Carroll Shelby purchased 1,000 of the last Dodge Shelby Chargers and converted them into GLHSs in his facility at Whittier, California. Every vehicle was built and optioned the same way. All were finished in black and had special badging that marked them as Shelby, not as a Dodge. This was a continuation of the Omni GLHS from the previous year. Shelby used the Turbo I engine updated with the intercooler and plumbing of the Turbo II engine, but without the stronger forged crank, full-floating pin pistons, and other durability enhancements of that engine. It has a blow-through long runner two-piece intake and a modified turbocharger, reclocked with a different compressor cover. They were rated at 175 hp and 175 lbft of torque from 2400 to 4800 rpm. The Turbo II also received a stronger Getrag A555 five-speed manual transmission in place of the rod linkage A525, which was still fitted to the GLHS models.

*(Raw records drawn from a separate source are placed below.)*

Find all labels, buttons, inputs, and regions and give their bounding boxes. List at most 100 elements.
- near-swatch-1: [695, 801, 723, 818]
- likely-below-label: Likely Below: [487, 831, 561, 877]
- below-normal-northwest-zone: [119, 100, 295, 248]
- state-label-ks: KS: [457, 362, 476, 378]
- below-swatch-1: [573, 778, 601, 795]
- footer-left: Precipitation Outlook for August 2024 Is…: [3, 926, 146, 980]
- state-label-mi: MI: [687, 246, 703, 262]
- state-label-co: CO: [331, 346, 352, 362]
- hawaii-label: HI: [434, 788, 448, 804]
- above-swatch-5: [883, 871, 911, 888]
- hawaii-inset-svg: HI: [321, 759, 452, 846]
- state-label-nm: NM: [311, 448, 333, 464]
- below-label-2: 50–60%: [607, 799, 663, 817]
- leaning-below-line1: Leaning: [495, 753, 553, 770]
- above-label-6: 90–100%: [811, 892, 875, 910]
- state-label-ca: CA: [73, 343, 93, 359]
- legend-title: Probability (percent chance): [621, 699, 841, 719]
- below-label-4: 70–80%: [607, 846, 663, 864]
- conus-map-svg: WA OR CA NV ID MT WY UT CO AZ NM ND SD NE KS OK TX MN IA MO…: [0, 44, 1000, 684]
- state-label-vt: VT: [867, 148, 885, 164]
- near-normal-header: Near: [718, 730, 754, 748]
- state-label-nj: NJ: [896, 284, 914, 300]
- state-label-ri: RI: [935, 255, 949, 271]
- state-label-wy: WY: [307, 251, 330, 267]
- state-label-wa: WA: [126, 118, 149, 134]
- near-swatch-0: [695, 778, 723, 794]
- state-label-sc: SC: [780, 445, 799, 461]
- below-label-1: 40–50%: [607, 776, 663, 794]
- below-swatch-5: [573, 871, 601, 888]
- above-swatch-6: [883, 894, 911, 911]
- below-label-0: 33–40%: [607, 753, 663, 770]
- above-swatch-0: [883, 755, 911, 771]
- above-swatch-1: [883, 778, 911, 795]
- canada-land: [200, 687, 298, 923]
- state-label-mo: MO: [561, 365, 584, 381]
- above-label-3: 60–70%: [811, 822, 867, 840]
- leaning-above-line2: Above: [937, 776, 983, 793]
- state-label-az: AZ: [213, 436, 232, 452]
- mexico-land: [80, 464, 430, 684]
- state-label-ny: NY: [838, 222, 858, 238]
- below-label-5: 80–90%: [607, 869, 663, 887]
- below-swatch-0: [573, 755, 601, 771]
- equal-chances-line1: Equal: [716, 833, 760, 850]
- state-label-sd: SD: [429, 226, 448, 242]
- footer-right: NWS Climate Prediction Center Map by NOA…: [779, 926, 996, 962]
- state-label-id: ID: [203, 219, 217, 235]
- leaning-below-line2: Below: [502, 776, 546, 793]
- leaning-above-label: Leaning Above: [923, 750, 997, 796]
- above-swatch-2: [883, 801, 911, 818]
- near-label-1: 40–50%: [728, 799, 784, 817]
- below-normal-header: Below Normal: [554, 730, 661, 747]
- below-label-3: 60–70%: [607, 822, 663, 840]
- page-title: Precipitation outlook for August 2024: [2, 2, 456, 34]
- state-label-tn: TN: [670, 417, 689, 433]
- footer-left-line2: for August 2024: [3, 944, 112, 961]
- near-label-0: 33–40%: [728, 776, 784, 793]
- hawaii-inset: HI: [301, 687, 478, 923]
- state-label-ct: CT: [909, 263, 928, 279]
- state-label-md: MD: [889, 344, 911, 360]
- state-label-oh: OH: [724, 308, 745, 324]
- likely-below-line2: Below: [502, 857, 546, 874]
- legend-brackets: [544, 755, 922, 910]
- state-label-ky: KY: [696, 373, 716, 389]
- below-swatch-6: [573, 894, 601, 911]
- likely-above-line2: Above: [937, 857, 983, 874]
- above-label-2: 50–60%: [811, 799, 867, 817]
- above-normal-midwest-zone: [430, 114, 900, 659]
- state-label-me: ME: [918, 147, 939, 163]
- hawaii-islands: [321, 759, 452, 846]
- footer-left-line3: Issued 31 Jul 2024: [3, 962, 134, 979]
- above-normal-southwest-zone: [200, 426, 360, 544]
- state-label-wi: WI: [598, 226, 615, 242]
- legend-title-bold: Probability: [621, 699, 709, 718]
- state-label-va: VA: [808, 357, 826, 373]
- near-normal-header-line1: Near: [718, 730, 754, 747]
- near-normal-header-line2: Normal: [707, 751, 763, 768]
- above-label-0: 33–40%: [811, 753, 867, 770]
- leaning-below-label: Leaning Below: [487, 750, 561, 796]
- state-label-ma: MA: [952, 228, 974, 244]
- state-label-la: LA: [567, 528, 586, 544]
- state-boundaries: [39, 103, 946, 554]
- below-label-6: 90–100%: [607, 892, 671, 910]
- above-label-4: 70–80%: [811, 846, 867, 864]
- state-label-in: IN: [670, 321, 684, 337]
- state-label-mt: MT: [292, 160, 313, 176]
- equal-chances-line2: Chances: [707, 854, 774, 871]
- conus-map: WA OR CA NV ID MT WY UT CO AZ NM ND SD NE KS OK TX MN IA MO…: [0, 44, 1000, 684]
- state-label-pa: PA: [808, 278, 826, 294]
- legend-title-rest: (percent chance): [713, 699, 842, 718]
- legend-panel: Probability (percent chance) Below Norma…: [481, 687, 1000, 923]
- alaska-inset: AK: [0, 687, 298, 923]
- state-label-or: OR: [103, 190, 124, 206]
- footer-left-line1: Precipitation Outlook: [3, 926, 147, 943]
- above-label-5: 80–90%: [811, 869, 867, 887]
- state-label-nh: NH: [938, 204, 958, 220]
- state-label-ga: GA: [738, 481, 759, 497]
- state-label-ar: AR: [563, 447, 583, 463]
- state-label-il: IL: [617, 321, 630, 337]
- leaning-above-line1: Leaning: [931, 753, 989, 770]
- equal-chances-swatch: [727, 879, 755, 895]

The suspension was upgraded with Koni adjustable struts/shocks and uprated Goodyear Eagle GT Z-rated tires. The Centurion 2 wheels were of Shelby's manufacture. A special sticker on the speedometer upped the readout to 125 mph. A special numbered Shelby Automotive badge went in place of the normal Charger badge. The modifications prompted the federal government to declare the car a Shelby model. No Dodge badges appear anywhere on the car, unlike its five-door L-body sibling, the GLH Omni, which does have the Dodge nameplate.